While the primary focus of these principles is the implementation of technical controls, these principles highlight the fact that to be effective, a system security design should also consider non-technical issues, such as policy, operational procedures, and user education and training.

Security Event Monitoring Procedure

This document explains the procedure to be followed by information system owners or any other relevant users of the organization to implement the requirement specified in the information security policy regarding monitoring system access and use.

This procedure applies to all users of Keepnet Labs’ information systems and information assets regardless of location, third parties in respect of the service that they provide and asset owners with respect to the assets that they own.

Internal Audit Procedure

The purpose of this procedure is to explain the responsibilities and methods for the planning and implementation of internal audits in order to review, evaluate and assess the information security management system within the organization.

This procedure applies to all departments and business units within the scope of the Keepnet Labs' ISMS.

Data Retention and Disposal Procedure

The purpose of this procedure is to detail the activities for the retention and disposal of information to ensure that Keepnet Labs LTD carries this out consistently and documents relevant actions taken. Unless otherwise specified, the retention and disposal policy refers to both hard and soft copy documents.

Keepnet Labs LTD will ensure that information is not kept for longer than is necessary and will retain the minimum amount of information that it requires to carry out its business functions.

Business Continuity Planning

Business Continuity Management is in place to counteract interruptions to business activities and to protect critical business processes from the effects of major failures or disasters.
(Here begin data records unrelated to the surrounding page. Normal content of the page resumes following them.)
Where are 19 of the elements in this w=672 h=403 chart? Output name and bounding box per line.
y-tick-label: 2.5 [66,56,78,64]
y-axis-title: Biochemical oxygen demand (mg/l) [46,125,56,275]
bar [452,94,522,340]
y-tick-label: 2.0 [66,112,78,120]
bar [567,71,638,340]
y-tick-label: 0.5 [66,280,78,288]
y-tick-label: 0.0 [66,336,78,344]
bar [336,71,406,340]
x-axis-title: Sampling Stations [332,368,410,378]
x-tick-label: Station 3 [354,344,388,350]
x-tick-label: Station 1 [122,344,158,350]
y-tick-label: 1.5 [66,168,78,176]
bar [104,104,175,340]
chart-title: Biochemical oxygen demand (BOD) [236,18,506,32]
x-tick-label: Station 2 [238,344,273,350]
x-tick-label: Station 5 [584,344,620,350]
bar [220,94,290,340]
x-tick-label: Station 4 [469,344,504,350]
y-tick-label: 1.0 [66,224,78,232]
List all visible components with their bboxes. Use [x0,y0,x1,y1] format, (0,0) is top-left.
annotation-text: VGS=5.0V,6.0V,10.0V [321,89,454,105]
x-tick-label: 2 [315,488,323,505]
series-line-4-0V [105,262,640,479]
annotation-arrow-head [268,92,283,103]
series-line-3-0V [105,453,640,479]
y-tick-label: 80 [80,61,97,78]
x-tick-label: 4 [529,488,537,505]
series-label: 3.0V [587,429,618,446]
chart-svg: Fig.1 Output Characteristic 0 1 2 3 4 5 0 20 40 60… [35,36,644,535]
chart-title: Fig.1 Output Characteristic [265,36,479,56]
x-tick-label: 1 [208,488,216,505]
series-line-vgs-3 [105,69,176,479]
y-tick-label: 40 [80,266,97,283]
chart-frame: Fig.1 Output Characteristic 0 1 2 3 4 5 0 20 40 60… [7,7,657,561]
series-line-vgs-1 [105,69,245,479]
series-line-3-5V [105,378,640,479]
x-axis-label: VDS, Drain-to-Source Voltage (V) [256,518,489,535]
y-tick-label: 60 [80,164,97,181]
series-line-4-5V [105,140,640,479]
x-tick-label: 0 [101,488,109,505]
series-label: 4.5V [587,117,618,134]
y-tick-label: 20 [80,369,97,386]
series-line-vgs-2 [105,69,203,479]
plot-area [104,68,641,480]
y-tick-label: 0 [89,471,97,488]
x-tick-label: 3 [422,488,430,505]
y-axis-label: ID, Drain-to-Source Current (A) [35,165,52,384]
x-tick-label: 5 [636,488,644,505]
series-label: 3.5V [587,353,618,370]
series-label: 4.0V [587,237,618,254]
This business continuity strategy provides a framework that is consistent with corporate governance best practice. It is closely linked to risk management and information security (the company is aligned to ISO27001), the disciplines complementing each other. Business continuity plans provide structured guidance and procedures to help the company protect the welfare and deliver a minimum level of service in its critical functions following a disruptive incident. They also help the company to recover in an organised manner. An effective response will rely on a coordinated approach across different parts of the company, therefore provides a focal point for the validation and review of the Company’s business continuity activities.

It is the policy of the company to take all reasonable steps to ensure that in the event of a service interruption, the organisation will be able to maintain essential services and restore normal services as soon as possible in the circumstances prevailing at the time. The Business Continuity Management (BCM) Policy aims to introduce the concept of BCM to the company.

Access Management Procedure

The purpose of this process is to:

• Clearly outline the steps that Keepnet will take to manage user access to Keepnet’s systems and data;

• Provide details of approval mechanisms, the process by which access is granted, modified and deleted and key roles and responsibilities;

• Apply the principle of least privilege to limit the access or functionality that different users have;

• Protect confidentiality, integrity and availability by managing access rights;

• Review access permissions to ensure they are correct.

IR Incident Management Procedure

The purpose of this procedure is to record and be informed of company information security and personal data breach incidents and perceived weaknesses, to respond to security breaches, to create an action plan against violations and weaknesses, and to take measures against threats with the information obtained.